А бабы сообщали подробности Муруковского конца:
– ... старуха-те плакалась: зачем, баит, конечка-те бьете? Себе бы хоть взяли! Конечек-то ровно огуречик кругленькой!..
– Нашла, конечка жалеть! – насмешливо сказала высокая баба.
...Так до конца прочтен был весь длинный список. И везде, кроме Васятки Лызлова и Сереги Половинкина, процарапал Мишкин ноготь глубокие отметинки смерти. И уже подходило заседание к концу – первоначальное напряжение поспало, и слышались разговоры посмелей – когда, совсем неожиданно, вывалил Юда целый ворох папирос на стол, жестом предлагая закуривать.
– Папирос-то откуда достал? – спросил Семен, покачивая головой.
Юда был один из летучих. Невысокий и складный, он имел улыбку хитрую, скользкую и опутывающую, – такою делали ее его темные гнилые зубы. Лицом он был черноват и приятен, усики у него вились сами. Юдой прозвал его летучий Васька Пекин по неизвестным причинам и уже давно. Все время заседания Юда сидел в стороне и похрустывал Сигнибедовские карамельки.
– На обыске нашел, – скромно отвечал Юда, разглядывая собственную, узкую, с длинными пальцами ладонь... – В чейгаузе у них без дела лежали. Одним словом, обчественное достояние.
– Он и баретки достал! – похвалился за Юду один из летучих, коренастый, узловатый парень Тешка, из-под Пензы, подчинявшийся Юде с первого взгляда и с первого же взгляда улавливавший Юдины помыслы. – А баретки-то бабьи! Весь в бабьем ноня...
В самом деле, одет был Юда в бабью поневку, еще не старую, туго перепоясанную кавказским, с серебряными подвесками, пояском. На ногах он имел ту самую пару женских полусапожек, которую оставил Лызлов в запас из присланного на раздачу по волости. Высокие каблуки были еще не сбиты, и ноги Юды неожиданно походили на копыта.
– У меня нога маленькая. Мне лапти все ноги стерли... – недовольно сказал Юда, надгрызая яблоко, вдруг появившееся у него в руках.
– Яблочко-те откуду достал? – покосился Васька Рублев.
– А вон, мамаша дала! – воровато подернулся Юда и кивнул на Анисью Рахлееву. – На, говорит, сынок, яблочко тебе, похрупай!..
– Брешешь, не давала!

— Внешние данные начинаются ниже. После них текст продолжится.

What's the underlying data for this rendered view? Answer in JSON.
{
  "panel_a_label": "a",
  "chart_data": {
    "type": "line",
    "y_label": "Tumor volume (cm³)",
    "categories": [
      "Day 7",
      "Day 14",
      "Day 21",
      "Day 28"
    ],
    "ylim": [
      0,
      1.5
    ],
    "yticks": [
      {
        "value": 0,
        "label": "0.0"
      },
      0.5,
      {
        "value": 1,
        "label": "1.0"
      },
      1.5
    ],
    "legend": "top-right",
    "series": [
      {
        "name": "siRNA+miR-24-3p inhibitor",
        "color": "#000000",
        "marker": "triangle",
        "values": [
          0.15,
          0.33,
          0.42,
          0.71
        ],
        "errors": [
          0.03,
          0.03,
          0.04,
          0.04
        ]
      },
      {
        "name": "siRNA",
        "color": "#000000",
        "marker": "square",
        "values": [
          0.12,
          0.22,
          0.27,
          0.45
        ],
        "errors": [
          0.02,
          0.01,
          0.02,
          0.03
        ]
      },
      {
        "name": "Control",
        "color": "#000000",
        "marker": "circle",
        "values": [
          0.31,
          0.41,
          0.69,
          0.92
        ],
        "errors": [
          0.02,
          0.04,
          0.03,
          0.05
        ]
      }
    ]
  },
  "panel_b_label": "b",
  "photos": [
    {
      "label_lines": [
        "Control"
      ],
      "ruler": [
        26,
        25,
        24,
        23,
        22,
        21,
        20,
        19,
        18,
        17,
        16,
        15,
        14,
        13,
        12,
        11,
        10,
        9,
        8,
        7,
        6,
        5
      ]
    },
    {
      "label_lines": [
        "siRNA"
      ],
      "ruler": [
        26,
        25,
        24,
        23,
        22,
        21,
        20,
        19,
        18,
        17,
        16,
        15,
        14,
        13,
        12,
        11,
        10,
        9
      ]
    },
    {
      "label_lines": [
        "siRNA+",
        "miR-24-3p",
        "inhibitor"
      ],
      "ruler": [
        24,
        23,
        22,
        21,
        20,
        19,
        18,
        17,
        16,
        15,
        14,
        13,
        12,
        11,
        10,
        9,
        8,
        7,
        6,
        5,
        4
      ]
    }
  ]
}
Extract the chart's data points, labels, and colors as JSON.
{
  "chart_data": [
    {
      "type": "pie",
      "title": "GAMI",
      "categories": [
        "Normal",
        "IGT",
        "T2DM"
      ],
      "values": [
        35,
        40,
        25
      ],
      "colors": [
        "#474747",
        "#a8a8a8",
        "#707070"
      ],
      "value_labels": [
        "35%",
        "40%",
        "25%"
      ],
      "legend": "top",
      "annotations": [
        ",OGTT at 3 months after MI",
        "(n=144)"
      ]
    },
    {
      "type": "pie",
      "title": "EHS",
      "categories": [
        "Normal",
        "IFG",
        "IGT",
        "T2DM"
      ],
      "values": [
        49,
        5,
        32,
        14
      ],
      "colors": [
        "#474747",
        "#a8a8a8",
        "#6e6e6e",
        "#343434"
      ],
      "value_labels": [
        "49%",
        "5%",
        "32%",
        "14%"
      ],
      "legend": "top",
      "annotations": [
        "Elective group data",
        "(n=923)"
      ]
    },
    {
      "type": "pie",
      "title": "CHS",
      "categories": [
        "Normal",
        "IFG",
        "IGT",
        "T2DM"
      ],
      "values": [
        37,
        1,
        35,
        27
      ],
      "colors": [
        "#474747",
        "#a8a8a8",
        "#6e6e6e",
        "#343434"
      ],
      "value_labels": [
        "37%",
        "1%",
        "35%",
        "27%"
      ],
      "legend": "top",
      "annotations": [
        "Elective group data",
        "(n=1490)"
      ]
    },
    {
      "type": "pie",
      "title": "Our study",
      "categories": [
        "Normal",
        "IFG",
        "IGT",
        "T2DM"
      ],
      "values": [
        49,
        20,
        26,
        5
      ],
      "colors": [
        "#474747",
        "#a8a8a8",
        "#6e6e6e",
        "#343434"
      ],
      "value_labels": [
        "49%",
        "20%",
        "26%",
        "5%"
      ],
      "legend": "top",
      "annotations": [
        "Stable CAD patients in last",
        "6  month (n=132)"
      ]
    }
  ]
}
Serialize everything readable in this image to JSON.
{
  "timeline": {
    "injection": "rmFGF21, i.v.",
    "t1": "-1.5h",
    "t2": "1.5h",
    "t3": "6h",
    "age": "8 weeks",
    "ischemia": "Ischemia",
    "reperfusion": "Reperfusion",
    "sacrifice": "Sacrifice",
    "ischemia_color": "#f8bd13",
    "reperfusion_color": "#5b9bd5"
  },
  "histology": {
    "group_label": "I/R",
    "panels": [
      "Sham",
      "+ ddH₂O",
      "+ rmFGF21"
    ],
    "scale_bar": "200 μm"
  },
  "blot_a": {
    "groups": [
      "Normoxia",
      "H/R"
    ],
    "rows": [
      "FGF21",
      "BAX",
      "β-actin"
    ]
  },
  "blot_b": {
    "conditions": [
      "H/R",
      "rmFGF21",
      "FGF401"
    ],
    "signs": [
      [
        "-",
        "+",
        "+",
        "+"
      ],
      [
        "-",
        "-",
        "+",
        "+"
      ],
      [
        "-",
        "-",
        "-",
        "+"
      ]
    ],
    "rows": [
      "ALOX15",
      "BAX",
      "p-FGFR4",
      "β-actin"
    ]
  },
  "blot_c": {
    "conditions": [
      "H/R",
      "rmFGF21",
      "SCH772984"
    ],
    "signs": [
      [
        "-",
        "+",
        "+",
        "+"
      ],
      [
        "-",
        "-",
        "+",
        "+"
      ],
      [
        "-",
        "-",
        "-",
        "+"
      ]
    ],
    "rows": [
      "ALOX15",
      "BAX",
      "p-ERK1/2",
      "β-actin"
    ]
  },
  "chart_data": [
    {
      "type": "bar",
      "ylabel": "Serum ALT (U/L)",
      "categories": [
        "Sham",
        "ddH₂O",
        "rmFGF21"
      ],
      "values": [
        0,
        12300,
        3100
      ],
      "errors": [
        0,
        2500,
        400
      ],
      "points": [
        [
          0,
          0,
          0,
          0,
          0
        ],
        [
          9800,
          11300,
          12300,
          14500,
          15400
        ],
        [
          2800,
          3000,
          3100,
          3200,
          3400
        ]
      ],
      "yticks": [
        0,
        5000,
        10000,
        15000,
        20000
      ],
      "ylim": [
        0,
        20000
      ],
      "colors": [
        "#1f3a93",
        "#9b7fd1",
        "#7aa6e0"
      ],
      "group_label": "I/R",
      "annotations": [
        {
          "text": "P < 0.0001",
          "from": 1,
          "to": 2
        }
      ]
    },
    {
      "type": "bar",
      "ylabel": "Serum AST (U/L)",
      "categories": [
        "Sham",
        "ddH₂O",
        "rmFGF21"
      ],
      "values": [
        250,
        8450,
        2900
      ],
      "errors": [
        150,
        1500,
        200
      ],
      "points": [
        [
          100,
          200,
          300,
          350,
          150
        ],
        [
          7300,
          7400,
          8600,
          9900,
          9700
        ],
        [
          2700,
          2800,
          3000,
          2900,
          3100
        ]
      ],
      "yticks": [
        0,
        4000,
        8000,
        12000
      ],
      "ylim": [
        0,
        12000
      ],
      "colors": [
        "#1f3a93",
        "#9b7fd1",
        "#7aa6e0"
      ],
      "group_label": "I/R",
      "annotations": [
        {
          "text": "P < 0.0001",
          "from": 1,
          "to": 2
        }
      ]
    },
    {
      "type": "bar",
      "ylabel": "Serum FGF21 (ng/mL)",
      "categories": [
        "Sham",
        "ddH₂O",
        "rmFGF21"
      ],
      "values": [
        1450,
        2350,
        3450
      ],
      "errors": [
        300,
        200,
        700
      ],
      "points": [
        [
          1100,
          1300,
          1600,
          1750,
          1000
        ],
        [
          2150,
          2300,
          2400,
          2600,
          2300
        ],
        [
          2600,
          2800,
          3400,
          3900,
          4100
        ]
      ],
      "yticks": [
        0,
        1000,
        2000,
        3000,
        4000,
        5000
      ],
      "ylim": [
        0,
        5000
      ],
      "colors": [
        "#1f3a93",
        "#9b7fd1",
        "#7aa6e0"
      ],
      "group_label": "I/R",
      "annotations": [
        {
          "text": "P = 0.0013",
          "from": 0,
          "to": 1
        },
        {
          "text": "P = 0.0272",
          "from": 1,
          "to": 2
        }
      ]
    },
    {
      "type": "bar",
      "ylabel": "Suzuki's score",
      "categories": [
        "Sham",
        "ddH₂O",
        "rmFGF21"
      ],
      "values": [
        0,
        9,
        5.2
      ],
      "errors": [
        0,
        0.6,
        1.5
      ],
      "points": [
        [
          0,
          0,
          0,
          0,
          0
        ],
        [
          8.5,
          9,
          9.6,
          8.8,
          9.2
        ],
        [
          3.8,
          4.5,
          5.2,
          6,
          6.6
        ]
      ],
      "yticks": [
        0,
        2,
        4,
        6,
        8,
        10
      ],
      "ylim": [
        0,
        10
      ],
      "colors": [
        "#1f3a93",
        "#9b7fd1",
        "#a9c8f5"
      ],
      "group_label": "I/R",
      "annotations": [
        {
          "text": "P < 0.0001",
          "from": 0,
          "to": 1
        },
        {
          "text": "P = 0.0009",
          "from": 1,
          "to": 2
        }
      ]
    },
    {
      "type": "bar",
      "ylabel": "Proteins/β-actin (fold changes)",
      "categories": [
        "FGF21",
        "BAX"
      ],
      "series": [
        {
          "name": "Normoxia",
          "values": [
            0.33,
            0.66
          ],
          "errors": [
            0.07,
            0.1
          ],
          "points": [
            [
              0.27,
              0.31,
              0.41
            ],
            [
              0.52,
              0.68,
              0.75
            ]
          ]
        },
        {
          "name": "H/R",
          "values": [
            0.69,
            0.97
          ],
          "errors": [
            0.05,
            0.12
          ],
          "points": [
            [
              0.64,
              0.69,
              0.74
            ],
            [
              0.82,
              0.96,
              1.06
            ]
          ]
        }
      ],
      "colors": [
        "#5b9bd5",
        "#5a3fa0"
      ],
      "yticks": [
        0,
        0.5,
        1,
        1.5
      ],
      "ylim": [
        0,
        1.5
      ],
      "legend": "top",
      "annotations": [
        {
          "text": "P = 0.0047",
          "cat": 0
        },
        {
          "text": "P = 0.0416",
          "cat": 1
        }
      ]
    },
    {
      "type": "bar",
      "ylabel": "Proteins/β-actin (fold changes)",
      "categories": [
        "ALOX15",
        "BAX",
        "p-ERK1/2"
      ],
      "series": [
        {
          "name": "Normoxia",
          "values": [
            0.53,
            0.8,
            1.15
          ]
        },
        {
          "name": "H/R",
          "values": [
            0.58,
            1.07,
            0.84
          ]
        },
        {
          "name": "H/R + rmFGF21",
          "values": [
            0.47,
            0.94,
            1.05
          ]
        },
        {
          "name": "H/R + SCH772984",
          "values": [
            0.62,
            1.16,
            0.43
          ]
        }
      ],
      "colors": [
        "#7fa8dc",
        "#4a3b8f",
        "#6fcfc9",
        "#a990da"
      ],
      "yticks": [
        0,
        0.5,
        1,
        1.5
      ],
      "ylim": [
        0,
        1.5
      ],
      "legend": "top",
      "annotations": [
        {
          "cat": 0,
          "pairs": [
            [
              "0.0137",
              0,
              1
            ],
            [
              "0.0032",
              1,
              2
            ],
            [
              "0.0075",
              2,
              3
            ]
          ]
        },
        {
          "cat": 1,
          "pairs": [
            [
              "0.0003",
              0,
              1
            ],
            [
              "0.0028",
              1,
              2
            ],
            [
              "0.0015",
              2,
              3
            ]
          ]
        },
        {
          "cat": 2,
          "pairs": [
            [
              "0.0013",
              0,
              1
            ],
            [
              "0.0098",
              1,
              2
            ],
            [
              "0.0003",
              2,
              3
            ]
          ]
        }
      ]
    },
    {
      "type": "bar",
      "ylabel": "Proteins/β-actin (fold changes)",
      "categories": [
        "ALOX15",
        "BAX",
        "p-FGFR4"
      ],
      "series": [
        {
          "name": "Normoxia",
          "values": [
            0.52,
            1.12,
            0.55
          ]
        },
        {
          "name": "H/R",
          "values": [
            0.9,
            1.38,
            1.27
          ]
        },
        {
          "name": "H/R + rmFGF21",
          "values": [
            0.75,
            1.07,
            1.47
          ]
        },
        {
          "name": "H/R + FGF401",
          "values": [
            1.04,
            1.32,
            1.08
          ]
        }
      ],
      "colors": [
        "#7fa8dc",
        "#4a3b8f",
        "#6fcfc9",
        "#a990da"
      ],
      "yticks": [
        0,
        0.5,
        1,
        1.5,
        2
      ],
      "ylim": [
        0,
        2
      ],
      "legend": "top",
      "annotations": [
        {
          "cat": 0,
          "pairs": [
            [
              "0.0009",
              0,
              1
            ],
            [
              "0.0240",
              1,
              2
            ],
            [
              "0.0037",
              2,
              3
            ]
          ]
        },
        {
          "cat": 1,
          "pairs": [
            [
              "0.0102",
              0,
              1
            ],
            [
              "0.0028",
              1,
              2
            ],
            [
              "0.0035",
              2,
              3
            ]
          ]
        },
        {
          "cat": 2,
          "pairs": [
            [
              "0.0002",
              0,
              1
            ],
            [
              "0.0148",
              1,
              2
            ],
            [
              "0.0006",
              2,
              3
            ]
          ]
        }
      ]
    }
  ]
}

Сам стащил... – сердито и сдержанно отозвалась Анисья.
– Не давала-а?.. – состроил замысловатую рожу Юда. – А я его уж и съел! Что ж мне теперь делать-то, бежать или спасаться?.. – и он окинул коротким взглядом товарищей, громким хохотом выражавших свой восторг перед словесным удальством Юды.
Больше всех хохотал, конечно, Тешка.
– Ну, спать! – поднялся Семен, неуловимым движением бровей останавливая мать, готовую напасть на Юду по всем бабьим правилам.
– Спать, это правильно... – сказал Гарасим черный и размашисто зевнул.
– Рот-то покрести! Анчук влезет! – окрикнул его кто-то из летучих.
Но смеху некогда было подняться. Блестя глазами, выпученными немалым внутренним подъемом, вбежал Егорка в избу. Сзади его затеснились другие.
– Робятки... попка поймали! – возбужденно сообщил он.
– Где?.. На ком?.. – загудела летучая.